View Full Version : Lessons From America's Safest Hospitals

Thu 4th April '13, 12:33am
In November 4, 2004, Mary McClinton, a beloved 69-year-old social worker and mother of four, checked into Virginia Mason Medical Center in Seattle for a relatively complex but routine procedure to treat a brain aneurysm. Doctors planned to inject her with a contrast dye to help them guide a stent into her brain, via a catheter in her leg, to repair the aneurysm. Instead, they injected her with an antiseptic — a topical cleaning agent — that had been stored in an unlabeled container on the same tray as the dye. The antiseptic blocked the flow of blood in her leg, which swelled to twice its normal size.

Within hours, McClinton's blood pressure dropped, her kidneys failed and she suffered a stroke. As the toxin coursed through her system, her other organs began to fail as well. Nineteen agonizing days later, surrounded by her grief-stricken family and friends, Mary McClinton died, her son Gerald holding her hand.

Tragically, McClinton's case is far from unique. An estimated 6,000 "never events" — egregious errors like operations on the wrong limb or instruments left inside a surgical wound — occur every month among Medicare patients alone, according to a report from the U.S. Department of Health and Human Services (HHS). The total number of preventable errors is far higher — some studies suggest that up to a third of all hospital admissions result in harm to a patient. And a 2010 study from HHS estimates that 180,000 Medicare beneficiaries die every year from accidents and errors.


Medication errors

About 400,000 drug-related injuries occur each year in hospitals, according to an Institute of Medicine study. To help solve the problem, many of the safest hospitals have embraced the use of a computerized provider order entry (CPOE) system, which forces doctors to enter prescriptions into the computer electronically. "It basically eliminates transcription errors," says Anthony J. Ardire, M.D., senior vice president for quality and patient safety at Lehigh Valley Health Network in Allentown, Pennsylvania.
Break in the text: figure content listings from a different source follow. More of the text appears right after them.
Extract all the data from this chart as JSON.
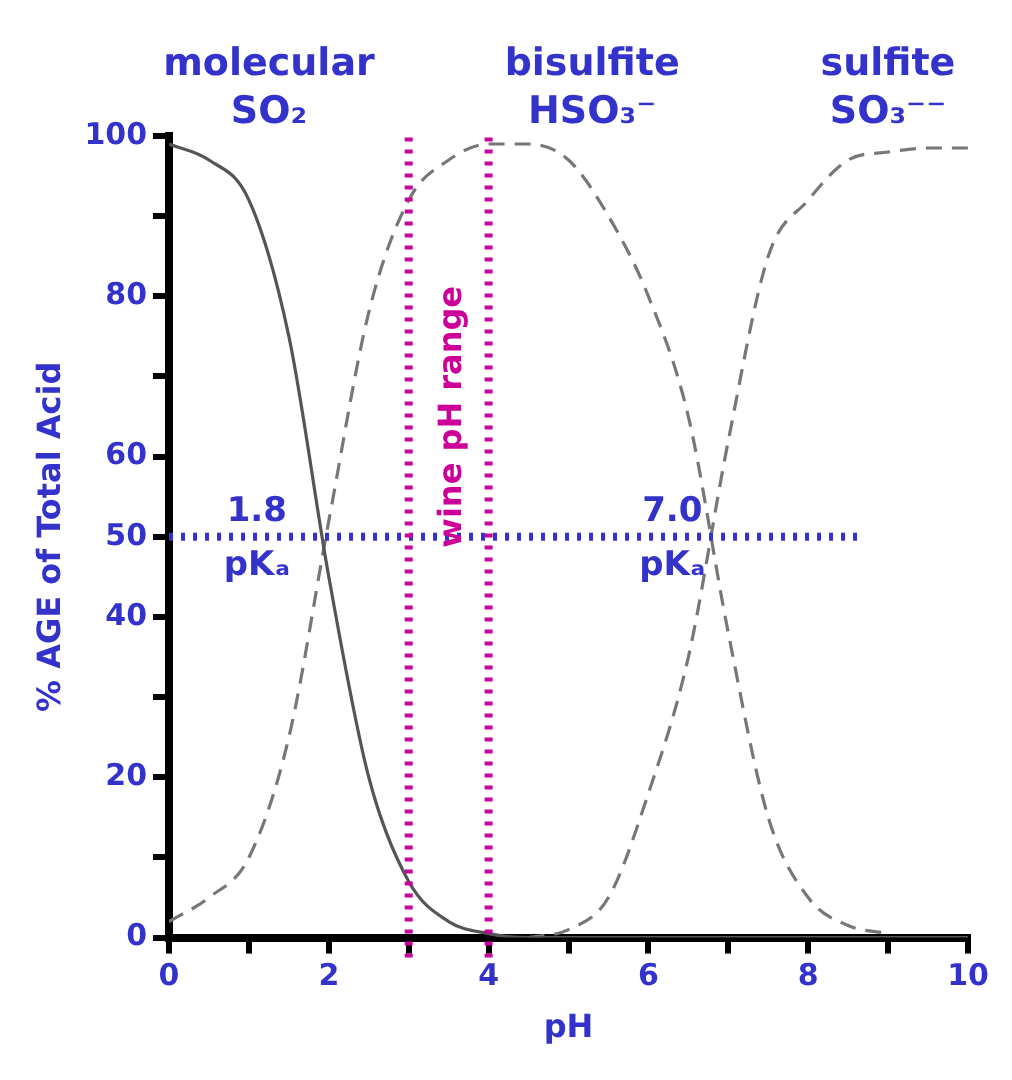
{
  "chart_data": {
    "type": "line",
    "xlabel": "pH",
    "ylabel": "% AGE of Total Acid",
    "x": [
      0,
      0.5,
      1,
      1.5,
      2,
      2.5,
      3,
      3.5,
      4,
      4.5,
      5,
      5.5,
      6,
      6.5,
      7,
      7.5,
      8,
      8.5,
      9,
      9.5,
      10
    ],
    "series": [
      {
        "name": "molecular\nSO₂",
        "color": "#555555",
        "line_style": "solid",
        "values": [
          99,
          97,
          92,
          75,
          45,
          20,
          7,
          2,
          0.5,
          0,
          0,
          0,
          0,
          0,
          0,
          0,
          0,
          0,
          0,
          0,
          0
        ]
      },
      {
        "name": "bisulfite\nHSO₃⁻",
        "color": "#777777",
        "line_style": "dashed",
        "values": [
          2,
          5,
          10,
          25,
          52,
          78,
          92,
          97,
          99,
          99,
          97,
          90,
          80,
          65,
          38,
          15,
          5,
          1.5,
          0.5,
          null,
          null
        ]
      },
      {
        "name": "sulfite\nSO₃⁻⁻",
        "color": "#777777",
        "line_style": "dashed",
        "values": [
          null,
          null,
          null,
          null,
          null,
          null,
          null,
          null,
          null,
          0,
          1,
          5,
          18,
          35,
          62,
          85,
          92,
          97,
          98,
          98.5,
          98.5
        ]
      }
    ],
    "xlim": [
      0,
      10
    ],
    "xticks": [
      0,
      {
        "value": 1,
        "label": null
      },
      2,
      {
        "value": 3,
        "label": null
      },
      4,
      {
        "value": 5,
        "label": null
      },
      6,
      {
        "value": 7,
        "label": null
      },
      8,
      {
        "value": 9,
        "label": null
      },
      10
    ],
    "ylim": [
      0,
      100
    ],
    "yticks": [
      0,
      {
        "value": 10,
        "label": null
      },
      20,
      {
        "value": 30,
        "label": null
      },
      40,
      50,
      60,
      {
        "value": 70,
        "label": null
      },
      80,
      {
        "value": 90,
        "label": null
      },
      100
    ],
    "ref_lines": [
      {
        "axis": "y",
        "value": 50,
        "color": "#3333cc",
        "line_style": "dotted"
      },
      {
        "axis": "x",
        "value": 3,
        "color": "#cc0099",
        "line_style": "dotted",
        "label": "wine pH range"
      },
      {
        "axis": "x",
        "value": 4,
        "color": "#cc0099",
        "line_style": "dotted"
      }
    ],
    "annotations": [
      {
        "text": "1.8\npKₐ",
        "x": 1.8,
        "y": 50
      },
      {
        "text": "7.0\npKₐ",
        "x": 7,
        "y": 50
      }
    ],
    "grid": false,
    "legend": false,
    "marker": "none"
  }
}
The system also has built-in safety alerts — for example, it won't allow doctors to prescribe more medicine than is generally recommended. Since implementing the system and introducing bar coding, in which a patient's bracelet is scanned to ensure the right patient is getting the right medication at the right dose, Lehigh Valley's medication-error rate has been reduced from 2 in 100,000 doses to 2 in 1 million doses.